“With their strange layerings of unexpected filmic and art historical references, (dark side of Walt Disney meets northern landscape), Nick Archer’s paintings have always seemed among the more genuinely complex and cultured explorations of the possibilities of landscape painting in an increasingly urbanised and disinherited culture: the more we are removed from it the deeper into our psyche it goes. These powerful new works seem to darken the picture further – David Lynch and ‘Blade Runner’ meet Altdorfer Bosch and Uccello among others, the layering involved in his paint process underlining the veils of estrangement between us and a lost Edenic world. Thus, in his images of children gazing at apparently deserted houses, we sense the loss as a profoundly metaphysical one.”
– Nicholas Usherwood, Galleries Magazine – review of ‘The Journey’ exhibition at Long and Ryle 2017
Nick Archer (born 1963) lives and works in East Sussex, England. Trained at the Royal Academy Schools in London (1996-1999), he won several awards, including 1st at the ‘Hunting Art Prize’, commendation at the ‘BP Portrait Award’ and the Figure Painting Award at the ‘Discerning Eye’. He has exhibited extensively in the UK and Europe since 1999, including exhibitions with Louise Alexander Gallery (Porto Cervo, Italy), Sarah Myerscough Fine Art (London), Galerie Hug (Paris) and Gowen Contemporary (Geneva) in 2014 and 2017. He has had 3 solo shows with Long and Ryle 2000, 2014 and 2017. He was featured in museum exhibitions including the National Portrait Gallery (London), the Wandsworth Museum (London). In 2012, he had a solo exhibition at the Maison de la Culture (Metz, France) and had a solo show at the Hastings Museum (East Sussex). Recently Nick curated ‘Time, memory and landscape’ a group exhibition at Long and Ryle, highlighting evolution in contemporary landscape painting.

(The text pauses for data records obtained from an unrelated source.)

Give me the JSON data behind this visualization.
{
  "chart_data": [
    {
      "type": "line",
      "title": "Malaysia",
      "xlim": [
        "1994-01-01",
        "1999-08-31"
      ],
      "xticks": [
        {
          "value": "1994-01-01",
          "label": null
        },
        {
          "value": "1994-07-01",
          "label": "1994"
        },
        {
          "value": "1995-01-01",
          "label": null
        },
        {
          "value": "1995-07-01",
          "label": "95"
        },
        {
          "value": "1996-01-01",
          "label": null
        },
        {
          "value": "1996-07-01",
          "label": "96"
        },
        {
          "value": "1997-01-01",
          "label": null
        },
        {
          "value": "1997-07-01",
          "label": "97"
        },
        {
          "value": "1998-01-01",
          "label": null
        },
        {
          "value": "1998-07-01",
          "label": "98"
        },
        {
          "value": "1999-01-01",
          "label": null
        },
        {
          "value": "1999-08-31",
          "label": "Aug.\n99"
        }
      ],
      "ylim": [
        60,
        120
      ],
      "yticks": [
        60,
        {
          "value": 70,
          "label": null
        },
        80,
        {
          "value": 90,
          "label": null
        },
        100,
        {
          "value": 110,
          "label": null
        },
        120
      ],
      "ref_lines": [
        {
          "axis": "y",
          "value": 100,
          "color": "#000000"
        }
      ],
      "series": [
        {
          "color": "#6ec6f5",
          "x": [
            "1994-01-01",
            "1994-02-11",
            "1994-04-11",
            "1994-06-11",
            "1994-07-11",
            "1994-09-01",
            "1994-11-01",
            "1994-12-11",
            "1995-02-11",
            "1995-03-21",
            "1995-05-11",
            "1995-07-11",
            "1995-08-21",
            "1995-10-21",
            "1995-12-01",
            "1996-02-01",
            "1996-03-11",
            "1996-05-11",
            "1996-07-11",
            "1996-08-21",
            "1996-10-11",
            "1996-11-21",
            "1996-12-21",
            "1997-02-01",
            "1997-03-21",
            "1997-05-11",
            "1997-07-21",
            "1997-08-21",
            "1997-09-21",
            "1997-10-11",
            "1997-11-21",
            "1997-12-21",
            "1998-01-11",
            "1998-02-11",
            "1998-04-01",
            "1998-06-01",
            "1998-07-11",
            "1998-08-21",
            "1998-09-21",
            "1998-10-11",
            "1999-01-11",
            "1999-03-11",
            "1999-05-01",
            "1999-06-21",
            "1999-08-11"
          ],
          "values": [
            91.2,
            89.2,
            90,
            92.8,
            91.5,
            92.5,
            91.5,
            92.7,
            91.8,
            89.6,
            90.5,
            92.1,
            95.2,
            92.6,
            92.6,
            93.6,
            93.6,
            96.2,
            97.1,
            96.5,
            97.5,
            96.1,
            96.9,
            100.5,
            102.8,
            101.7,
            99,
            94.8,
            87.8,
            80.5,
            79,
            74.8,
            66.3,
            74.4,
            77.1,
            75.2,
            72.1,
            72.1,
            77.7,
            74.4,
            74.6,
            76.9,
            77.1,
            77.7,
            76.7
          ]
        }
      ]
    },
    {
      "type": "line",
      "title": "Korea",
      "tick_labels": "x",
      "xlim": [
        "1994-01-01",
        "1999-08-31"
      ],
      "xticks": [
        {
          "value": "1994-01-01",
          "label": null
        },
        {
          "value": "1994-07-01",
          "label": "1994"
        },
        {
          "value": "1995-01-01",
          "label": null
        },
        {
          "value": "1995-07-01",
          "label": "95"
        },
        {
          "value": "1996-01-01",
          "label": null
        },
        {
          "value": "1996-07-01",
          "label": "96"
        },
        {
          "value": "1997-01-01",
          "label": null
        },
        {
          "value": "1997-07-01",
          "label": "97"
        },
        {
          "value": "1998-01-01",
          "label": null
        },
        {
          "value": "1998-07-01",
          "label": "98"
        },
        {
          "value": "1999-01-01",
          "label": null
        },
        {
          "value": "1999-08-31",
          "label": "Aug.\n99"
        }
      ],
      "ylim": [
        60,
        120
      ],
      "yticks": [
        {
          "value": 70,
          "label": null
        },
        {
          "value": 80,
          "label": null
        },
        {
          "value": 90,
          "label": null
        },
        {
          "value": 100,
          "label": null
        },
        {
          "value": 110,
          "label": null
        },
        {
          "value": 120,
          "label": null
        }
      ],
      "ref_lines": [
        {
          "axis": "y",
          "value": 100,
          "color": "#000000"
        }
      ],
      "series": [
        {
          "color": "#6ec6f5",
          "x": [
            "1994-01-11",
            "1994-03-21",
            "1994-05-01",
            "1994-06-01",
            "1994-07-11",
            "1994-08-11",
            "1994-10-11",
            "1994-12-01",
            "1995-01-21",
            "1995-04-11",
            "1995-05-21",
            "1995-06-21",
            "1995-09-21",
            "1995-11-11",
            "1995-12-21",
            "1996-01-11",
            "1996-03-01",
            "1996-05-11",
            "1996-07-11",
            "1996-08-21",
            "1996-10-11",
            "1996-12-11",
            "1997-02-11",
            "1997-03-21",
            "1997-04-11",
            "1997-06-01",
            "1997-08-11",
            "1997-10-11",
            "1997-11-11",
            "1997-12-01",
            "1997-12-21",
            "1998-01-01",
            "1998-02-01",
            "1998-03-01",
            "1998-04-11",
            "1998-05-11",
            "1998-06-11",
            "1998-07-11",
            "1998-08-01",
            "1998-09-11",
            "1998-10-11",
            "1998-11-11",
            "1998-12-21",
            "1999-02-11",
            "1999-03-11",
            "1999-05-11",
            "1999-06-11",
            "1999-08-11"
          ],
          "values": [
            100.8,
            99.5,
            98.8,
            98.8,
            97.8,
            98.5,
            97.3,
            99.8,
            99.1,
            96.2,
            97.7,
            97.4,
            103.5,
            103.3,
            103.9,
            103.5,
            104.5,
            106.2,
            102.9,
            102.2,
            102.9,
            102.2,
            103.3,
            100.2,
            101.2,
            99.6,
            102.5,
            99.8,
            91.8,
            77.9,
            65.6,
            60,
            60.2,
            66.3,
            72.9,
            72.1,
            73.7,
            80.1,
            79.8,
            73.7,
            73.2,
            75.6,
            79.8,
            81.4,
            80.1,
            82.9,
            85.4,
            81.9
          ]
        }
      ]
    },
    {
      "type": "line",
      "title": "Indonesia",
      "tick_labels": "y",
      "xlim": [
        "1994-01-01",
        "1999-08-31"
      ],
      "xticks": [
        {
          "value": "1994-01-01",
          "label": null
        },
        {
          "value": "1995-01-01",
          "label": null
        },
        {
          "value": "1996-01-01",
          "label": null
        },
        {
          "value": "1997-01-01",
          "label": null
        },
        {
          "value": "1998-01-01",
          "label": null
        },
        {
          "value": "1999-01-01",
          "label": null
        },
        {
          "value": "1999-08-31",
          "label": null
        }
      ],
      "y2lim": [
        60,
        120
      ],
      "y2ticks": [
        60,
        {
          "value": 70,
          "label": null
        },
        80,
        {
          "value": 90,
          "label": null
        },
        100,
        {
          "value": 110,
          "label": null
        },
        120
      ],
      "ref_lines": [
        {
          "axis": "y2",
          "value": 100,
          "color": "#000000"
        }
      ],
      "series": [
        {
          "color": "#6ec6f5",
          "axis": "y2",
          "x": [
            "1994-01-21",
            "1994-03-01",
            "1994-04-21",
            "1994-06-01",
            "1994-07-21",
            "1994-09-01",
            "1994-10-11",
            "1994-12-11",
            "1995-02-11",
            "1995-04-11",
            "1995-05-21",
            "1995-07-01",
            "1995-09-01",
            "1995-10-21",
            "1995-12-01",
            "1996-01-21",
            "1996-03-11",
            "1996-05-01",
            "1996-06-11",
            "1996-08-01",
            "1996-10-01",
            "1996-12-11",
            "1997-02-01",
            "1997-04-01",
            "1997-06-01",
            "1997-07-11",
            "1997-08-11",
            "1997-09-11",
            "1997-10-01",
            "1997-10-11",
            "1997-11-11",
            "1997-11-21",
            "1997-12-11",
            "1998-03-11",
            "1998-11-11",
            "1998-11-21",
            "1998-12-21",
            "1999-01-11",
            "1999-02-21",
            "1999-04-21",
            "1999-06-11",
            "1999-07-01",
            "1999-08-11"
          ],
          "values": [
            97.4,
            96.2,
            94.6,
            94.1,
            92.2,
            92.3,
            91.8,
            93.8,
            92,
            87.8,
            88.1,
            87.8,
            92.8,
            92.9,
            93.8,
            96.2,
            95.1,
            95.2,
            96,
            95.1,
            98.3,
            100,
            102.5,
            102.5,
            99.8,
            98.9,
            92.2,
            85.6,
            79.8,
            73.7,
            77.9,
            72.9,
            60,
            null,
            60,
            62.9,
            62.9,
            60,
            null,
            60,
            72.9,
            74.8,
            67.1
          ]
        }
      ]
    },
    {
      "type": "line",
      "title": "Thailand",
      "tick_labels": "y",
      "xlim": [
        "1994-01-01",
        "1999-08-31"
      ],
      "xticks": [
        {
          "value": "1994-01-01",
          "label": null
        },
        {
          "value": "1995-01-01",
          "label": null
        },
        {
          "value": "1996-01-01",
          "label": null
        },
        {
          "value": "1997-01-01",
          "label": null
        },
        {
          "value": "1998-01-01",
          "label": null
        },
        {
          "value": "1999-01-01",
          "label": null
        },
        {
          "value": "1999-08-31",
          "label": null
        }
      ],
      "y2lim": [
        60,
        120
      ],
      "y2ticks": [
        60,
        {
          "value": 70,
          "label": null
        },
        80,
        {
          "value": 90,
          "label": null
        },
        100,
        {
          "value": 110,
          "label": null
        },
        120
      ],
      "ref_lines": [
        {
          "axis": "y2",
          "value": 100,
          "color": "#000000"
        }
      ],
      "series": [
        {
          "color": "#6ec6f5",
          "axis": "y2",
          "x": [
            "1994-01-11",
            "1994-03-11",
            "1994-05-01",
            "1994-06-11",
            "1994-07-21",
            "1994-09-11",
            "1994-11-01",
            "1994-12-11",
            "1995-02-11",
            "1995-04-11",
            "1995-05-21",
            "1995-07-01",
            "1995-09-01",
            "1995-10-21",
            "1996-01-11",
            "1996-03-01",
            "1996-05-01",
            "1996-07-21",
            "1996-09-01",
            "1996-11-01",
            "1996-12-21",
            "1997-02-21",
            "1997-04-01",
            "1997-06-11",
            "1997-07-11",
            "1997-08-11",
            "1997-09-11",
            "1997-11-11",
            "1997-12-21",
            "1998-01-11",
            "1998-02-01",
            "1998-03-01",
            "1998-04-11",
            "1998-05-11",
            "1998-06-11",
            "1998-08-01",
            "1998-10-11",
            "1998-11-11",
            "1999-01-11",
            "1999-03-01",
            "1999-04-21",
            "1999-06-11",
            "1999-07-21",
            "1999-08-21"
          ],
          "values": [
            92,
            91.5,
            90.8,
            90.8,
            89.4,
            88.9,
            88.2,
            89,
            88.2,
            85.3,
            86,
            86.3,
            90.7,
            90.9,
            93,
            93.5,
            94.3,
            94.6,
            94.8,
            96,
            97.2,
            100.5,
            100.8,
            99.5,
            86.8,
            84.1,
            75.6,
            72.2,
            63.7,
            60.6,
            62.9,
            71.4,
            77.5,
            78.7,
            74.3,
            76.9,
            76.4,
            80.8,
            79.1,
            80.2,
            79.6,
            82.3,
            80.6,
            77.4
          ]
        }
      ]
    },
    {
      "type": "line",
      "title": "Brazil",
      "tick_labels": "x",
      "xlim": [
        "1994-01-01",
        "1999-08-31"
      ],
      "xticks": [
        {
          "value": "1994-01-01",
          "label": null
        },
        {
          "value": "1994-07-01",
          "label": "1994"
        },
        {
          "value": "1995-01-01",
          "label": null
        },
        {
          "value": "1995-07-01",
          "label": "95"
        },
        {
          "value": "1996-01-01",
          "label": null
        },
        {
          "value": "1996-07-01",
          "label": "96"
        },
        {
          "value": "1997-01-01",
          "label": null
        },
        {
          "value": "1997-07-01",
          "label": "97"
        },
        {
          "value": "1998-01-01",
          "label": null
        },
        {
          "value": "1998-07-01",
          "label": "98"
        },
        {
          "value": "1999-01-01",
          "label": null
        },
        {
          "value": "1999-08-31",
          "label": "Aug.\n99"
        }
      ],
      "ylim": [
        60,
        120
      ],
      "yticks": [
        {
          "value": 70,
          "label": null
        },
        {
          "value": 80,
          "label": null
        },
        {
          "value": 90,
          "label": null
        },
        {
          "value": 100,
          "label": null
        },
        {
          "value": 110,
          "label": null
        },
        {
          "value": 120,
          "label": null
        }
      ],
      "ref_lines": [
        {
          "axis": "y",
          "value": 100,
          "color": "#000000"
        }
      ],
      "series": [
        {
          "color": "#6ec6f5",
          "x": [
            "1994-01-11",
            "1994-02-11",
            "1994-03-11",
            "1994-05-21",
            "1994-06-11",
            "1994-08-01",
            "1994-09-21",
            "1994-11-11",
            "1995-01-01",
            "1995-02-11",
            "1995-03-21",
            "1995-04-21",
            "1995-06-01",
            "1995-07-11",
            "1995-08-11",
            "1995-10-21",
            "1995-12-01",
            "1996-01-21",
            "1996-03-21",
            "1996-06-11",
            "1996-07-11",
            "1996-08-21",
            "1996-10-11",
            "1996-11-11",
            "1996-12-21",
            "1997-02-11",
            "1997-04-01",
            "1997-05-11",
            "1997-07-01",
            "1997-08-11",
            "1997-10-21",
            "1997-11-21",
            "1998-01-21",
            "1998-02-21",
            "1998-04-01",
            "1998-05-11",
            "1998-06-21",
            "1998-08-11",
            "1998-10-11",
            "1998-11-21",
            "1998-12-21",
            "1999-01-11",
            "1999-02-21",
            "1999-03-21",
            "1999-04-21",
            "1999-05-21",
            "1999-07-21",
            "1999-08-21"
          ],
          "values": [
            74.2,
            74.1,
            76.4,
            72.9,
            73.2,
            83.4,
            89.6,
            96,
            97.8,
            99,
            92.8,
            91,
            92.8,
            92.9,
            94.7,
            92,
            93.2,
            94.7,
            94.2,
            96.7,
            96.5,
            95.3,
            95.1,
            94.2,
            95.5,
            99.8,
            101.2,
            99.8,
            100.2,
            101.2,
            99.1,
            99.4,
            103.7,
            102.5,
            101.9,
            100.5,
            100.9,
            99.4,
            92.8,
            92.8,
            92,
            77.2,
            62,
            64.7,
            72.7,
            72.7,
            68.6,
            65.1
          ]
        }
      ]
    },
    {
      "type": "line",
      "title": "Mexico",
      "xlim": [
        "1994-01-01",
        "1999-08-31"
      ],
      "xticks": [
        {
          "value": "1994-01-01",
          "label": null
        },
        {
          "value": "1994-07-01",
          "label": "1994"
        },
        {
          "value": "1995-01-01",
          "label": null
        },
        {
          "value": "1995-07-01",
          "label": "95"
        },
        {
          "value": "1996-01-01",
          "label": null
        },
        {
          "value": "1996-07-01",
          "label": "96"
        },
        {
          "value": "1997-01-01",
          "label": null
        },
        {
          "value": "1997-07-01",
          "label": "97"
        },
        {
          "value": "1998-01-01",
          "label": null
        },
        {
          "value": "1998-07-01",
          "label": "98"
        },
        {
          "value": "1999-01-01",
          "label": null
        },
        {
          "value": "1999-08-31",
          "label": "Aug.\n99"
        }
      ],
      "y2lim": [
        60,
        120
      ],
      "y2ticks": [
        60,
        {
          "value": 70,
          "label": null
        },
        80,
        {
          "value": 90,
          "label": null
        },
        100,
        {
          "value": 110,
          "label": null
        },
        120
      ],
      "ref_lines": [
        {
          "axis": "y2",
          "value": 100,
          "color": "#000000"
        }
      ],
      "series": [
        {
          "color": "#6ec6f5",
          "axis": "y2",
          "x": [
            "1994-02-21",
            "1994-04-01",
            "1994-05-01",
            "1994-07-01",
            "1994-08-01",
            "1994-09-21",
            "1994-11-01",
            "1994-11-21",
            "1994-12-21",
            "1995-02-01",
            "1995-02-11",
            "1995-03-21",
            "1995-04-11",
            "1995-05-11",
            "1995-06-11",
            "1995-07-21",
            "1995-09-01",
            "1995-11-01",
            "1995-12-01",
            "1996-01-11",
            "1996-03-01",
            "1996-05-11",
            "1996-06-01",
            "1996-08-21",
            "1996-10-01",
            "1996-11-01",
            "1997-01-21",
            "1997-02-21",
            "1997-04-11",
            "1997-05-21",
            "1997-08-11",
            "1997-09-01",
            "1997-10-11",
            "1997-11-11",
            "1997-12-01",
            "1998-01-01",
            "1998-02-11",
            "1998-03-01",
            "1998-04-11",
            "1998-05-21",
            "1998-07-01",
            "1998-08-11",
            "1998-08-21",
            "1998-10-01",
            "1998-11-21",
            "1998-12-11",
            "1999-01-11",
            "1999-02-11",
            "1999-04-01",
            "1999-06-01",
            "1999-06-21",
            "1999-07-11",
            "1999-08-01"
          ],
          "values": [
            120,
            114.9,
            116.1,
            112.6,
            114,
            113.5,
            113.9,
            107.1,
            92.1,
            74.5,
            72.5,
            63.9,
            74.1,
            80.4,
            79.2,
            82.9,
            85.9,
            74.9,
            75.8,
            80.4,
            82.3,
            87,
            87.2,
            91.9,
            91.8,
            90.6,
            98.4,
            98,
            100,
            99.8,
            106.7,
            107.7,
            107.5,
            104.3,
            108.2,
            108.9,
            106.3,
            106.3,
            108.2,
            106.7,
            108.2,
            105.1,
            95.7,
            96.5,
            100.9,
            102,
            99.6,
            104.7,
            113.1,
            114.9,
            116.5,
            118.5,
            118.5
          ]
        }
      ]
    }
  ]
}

The poured and layering process in his paintings is crucial to his practise. This led toward an involvement with the moving image. He animated the process of piling up layers of transparent paint on glass to reveal an artist at work. The resultant short film, “Snow” is ‘evocative and beautiful’ (Dr Arya, Art India). Nick Archer’s work is held in private, corporate and public collections around the world including the future satellite of the Hermitage Museum (Moscow).